Novel Ca2+-dependent mechanisms regulate spontaneous release at excitatory synapses onto CA1 pyramidal cells

Although long thought to simply be a source of synaptic noise, spontaneous, action potential-independent release of neurotransmitter from presynaptic terminals has multiple roles in synaptic function. We explored whether and to what extent the two predominantly proposed mechanisms for explaining spontaneous release, stochastic activation of voltage-gated Ca 2+ channels (VGCCs) or activation of Ca 2+ -sensing receptors (CaSRs) by extracellular Ca 2+ , played a role in the sensitivity of spontaneous release to the level of extracellular Ca 2+ concentration at excitatory synapses at CA1 pyramidal cells of the adult male mouse hippocampus. Blocking VGCCs with Cd 2+ had no effect on spontaneous release, ruling out stochastic activation of VGCCs. Although divalent cation agonists of CaSRs, Co 2+ and Mg 2+ , dramatically enhanced miniature excitatory postsynaptic current (mEPSC) frequency, potent positive and negative allosteric modulators of CaSRs had no effect.

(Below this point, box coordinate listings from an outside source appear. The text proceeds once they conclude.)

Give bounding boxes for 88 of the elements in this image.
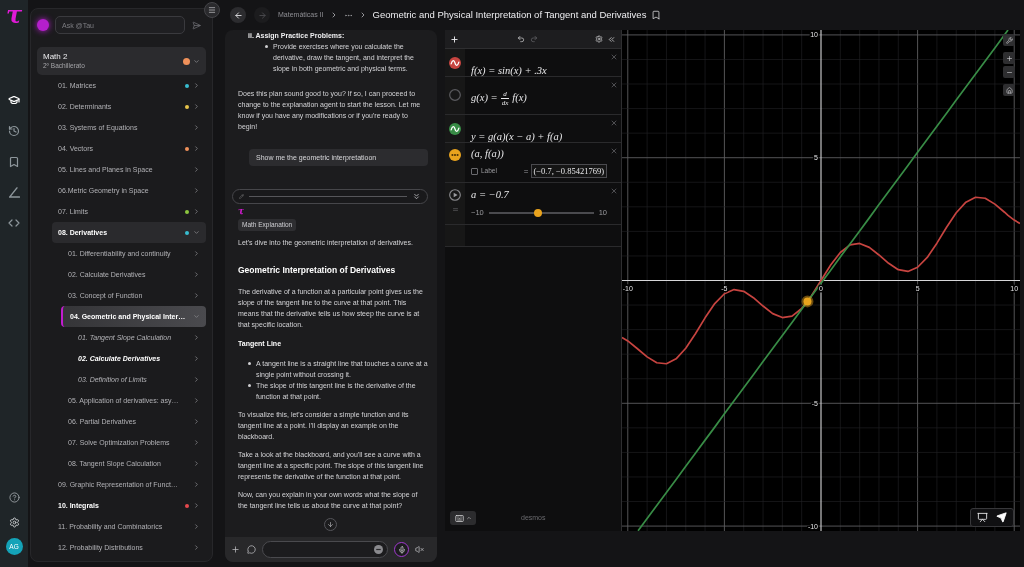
sidebar-toggle-button[interactable] [204,2,220,18]
hollow-circle-icon[interactable] [449,89,461,101]
label-checkbox[interactable] [471,167,478,175]
bullet-icon [248,362,251,365]
zoom-in-button[interactable] [1003,52,1015,64]
settings-icon[interactable] [8,517,20,528]
code-icon[interactable] [8,217,20,229]
pencil-icon [239,194,244,199]
chevron-right-icon [193,544,200,551]
chevron-right-icon [193,502,200,509]
bookmark-icon[interactable] [651,10,662,20]
chevron-right-icon [193,187,200,194]
chevron-right-icon [193,271,200,278]
math-expression[interactable]: a = −0.7 [471,189,607,201]
home-button[interactable] [1003,84,1015,96]
minus-circle-icon[interactable] [374,545,383,554]
scroll-down-button[interactable] [324,518,337,531]
chevron-right-icon [193,250,200,257]
section-heading: Geometric Interpretation of Derivatives [238,264,397,276]
chat-bubble-icon[interactable] [247,545,256,554]
math-expression[interactable]: y = g(a)(x − a) + f(a) [471,131,563,142]
wave-toggle-icon[interactable] [449,123,461,135]
undo-icon[interactable] [516,35,525,43]
chevron-right-icon [193,523,200,530]
wrench-button[interactable] [1003,34,1015,46]
graduation-cap-icon[interactable] [8,94,20,106]
chevron-down-icon [193,57,200,65]
menu-icon [208,6,216,14]
arrow-left-icon [233,10,243,20]
collapse-icon[interactable] [607,34,616,44]
chevron-right-icon [193,376,200,383]
point-marker[interactable] [801,295,814,308]
caret-up-icon [465,515,472,521]
arrow-right-icon [257,10,267,20]
home-icon [1005,86,1013,94]
history-icon[interactable] [8,125,20,137]
bullet-icon [265,45,268,48]
chevron-right-icon [193,103,200,110]
plus-icon [1005,54,1013,62]
zoom-out-button[interactable] [1003,66,1015,78]
chevron-right-icon [193,460,200,467]
agent-logo: τ [238,207,245,216]
slider-thumb[interactable] [533,208,542,217]
course-title: Math 2 [43,52,69,62]
chevron-right-icon [193,124,200,131]
logo: τ [5,2,23,28]
bookmark-icon[interactable] [8,156,20,168]
arrow-down-icon [327,521,334,528]
speaker-muted-icon[interactable] [415,545,424,554]
plus-icon[interactable] [450,34,459,44]
back-button[interactable] [230,7,246,23]
angle-icon[interactable] [8,187,20,198]
equals-sign: = [523,166,529,176]
math-expression[interactable]: (a, f(a)) [471,148,607,160]
chevron-down-icon [193,229,200,236]
settings-icon[interactable] [595,35,603,43]
chevron-down-icon [193,313,200,320]
keyboard-icon [454,513,464,523]
keyboard-button[interactable] [450,511,476,525]
chevron-right-icon [193,355,200,362]
chevron-right-icon [193,82,200,89]
chevron-right-icon [193,208,200,215]
point-style-icon[interactable] [449,149,461,161]
chevron-right-icon [193,292,200,299]
wrench-icon [1005,36,1013,44]
chevron-right-icon [193,481,200,488]
math-expression[interactable]: f(x) = sin(x) + .3x [471,65,547,76]
page-title: Geometric and Physical Interpretation of Tangent and Derivatives [372,7,647,22]
plus-icon[interactable] [231,545,240,554]
avatar-icon [37,19,49,31]
chevron-right-icon [193,418,200,425]
chevrons-down-icon [412,192,421,201]
microphone-icon [397,545,406,554]
microphone-button[interactable] [394,542,409,557]
point-value: (−0.7, −0.85421769) [530,164,607,178]
play-icon[interactable] [449,189,461,201]
presentation-icon[interactable] [977,512,988,523]
help-icon[interactable] [8,492,20,503]
bullet-icon [248,384,251,387]
slider-track[interactable] [488,211,594,214]
chevron-right-icon [193,166,200,173]
message-field[interactable] [262,541,388,558]
reasoning-bar[interactable] [232,189,428,204]
chevron-right-icon [193,439,200,446]
chevron-right-icon [193,397,200,404]
chevron-right-icon [193,334,200,341]
wave-toggle-icon[interactable] [449,57,461,69]
chevron-right-icon [193,145,200,152]
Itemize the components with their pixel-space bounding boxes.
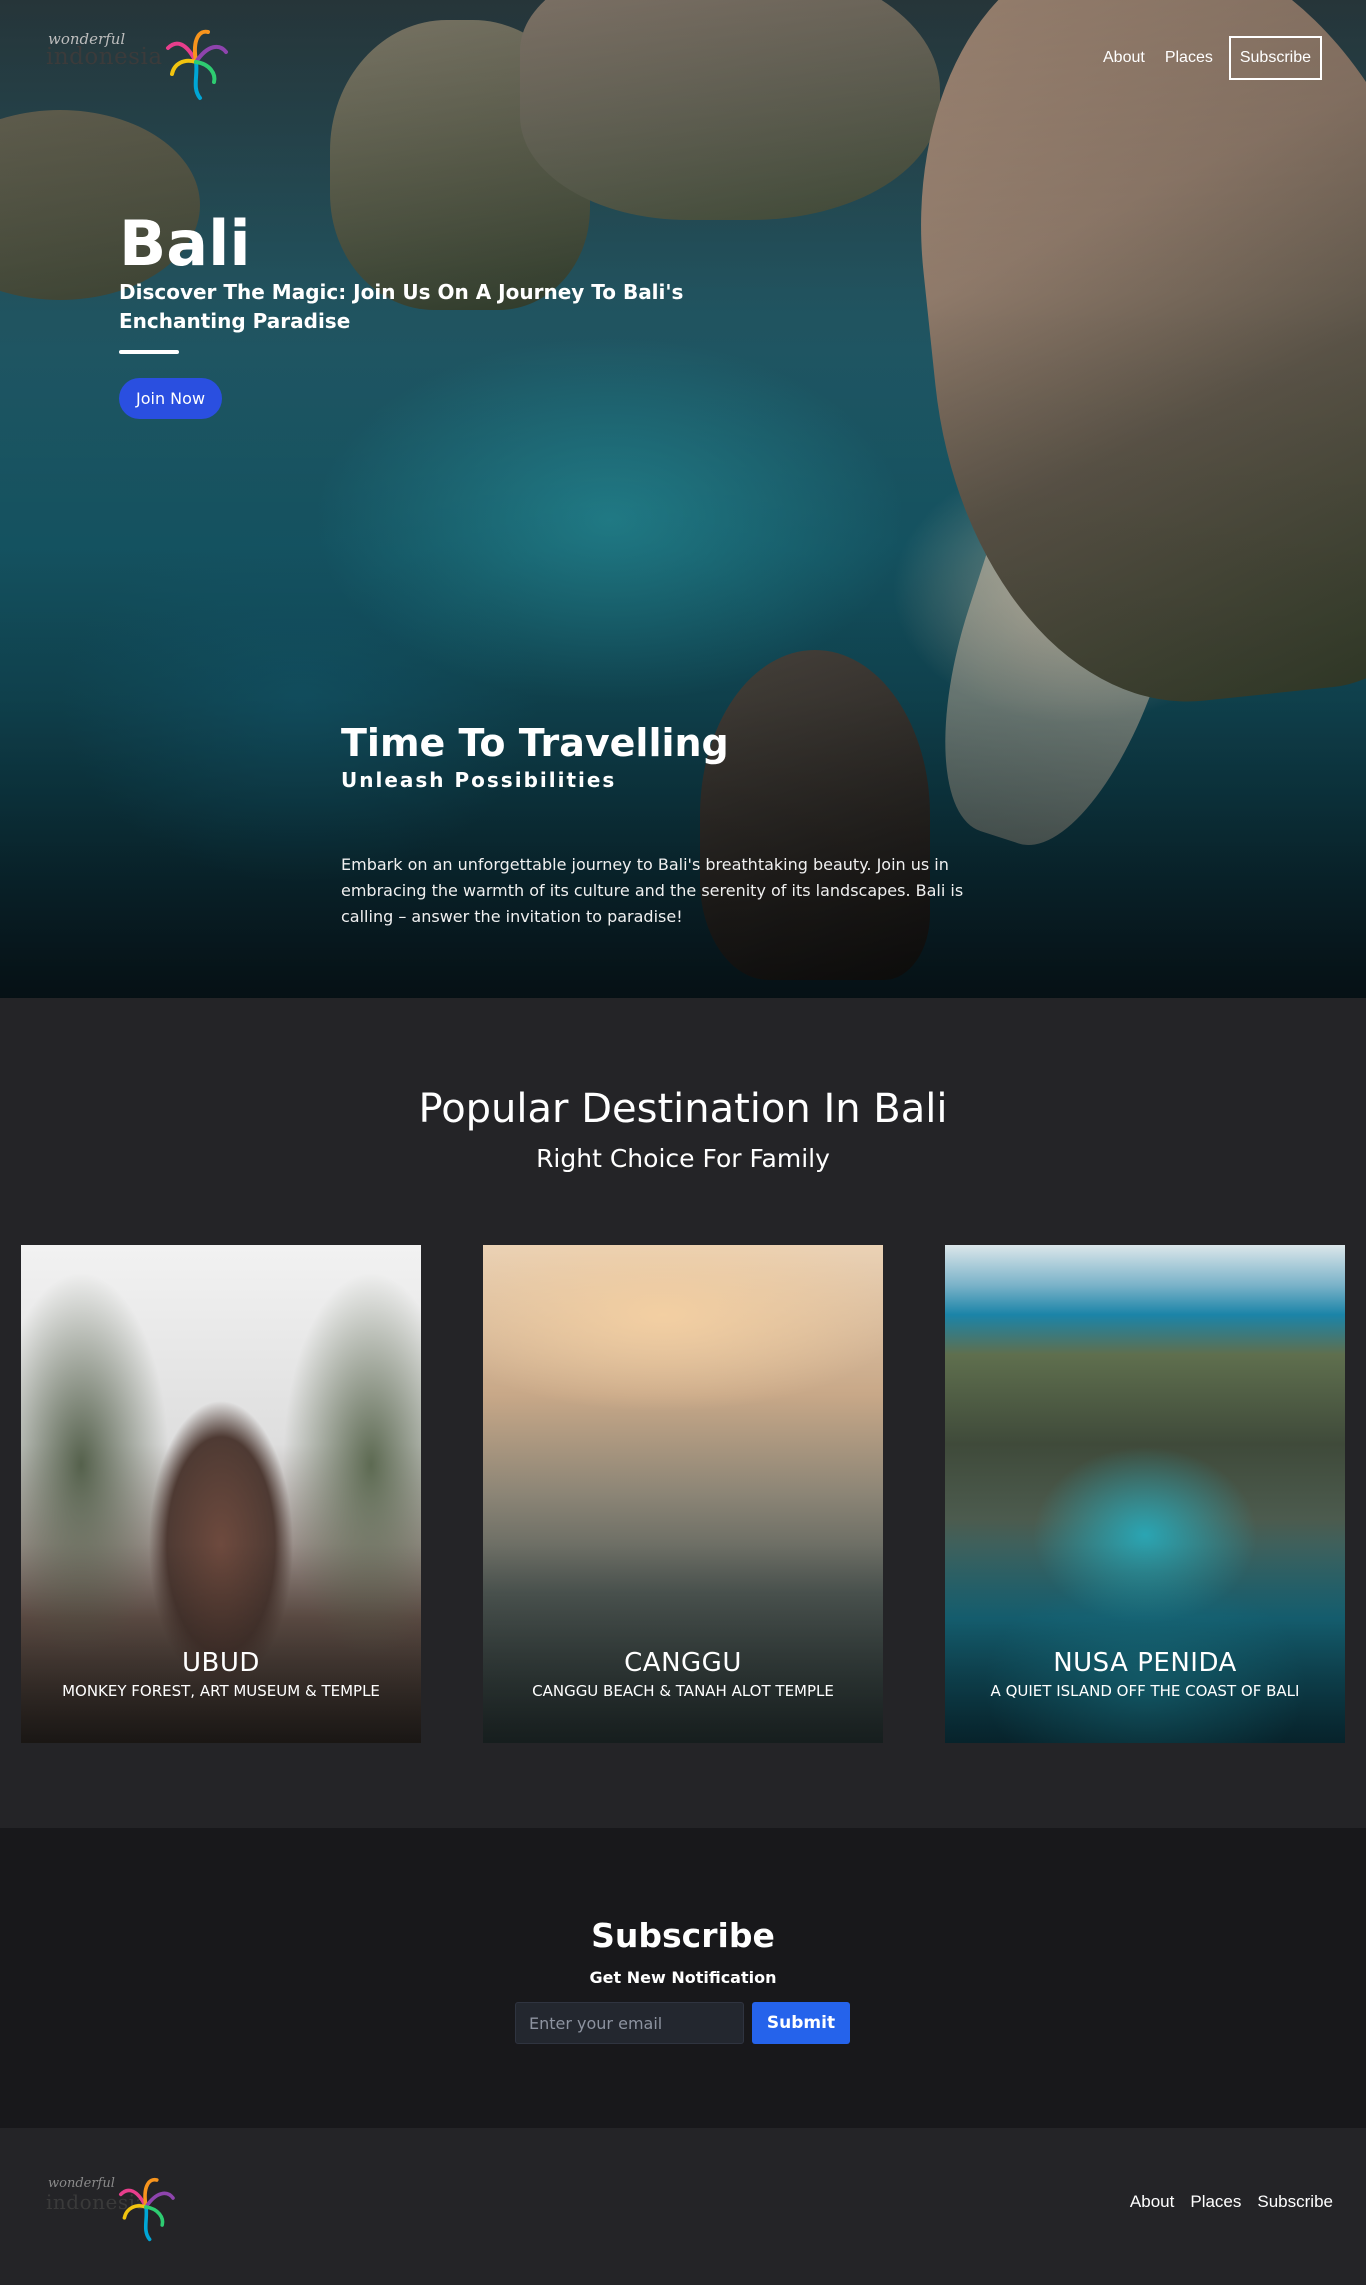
- hero-section: wonderful indonesia About Places Subscri…: [0, 0, 1366, 998]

Moreover, immunoblot analysis of hippocampal lysates failed to detect CaSR expression, ruling out the CaSR. Instead, the increase in mEPSC frequency induced by Co 2+ and Mg 2+ was mimicked by lowering postsynaptic Ca 2+ levels with BAPTA. Together, our results suggest that a reduction in intracellular Ca 2+ may trigger a homeostatic-like compensatory response that upregulates spontaneous transmission at excitatory synapses onto CA1 pyramidal cells in the adult hippocampus. NEW & NOTEWORTHY We show that the predominant theories for explaining the regulation of spontaneous, action potential-independent synaptic release do not explain the sensitivity of this type of synaptic transmission to external Ca 2+ concentration at excitatory synapses onto hippocampal CA1 pyramidal cells. In addition, our data indicate that intracellular Ca 2+ levels in CA1 pyramidal cells regulate spontaneous release, suggesting that excitatory synapses onto CA1 pyramidal cells may express a novel, rapid form of homeostatic plasticity.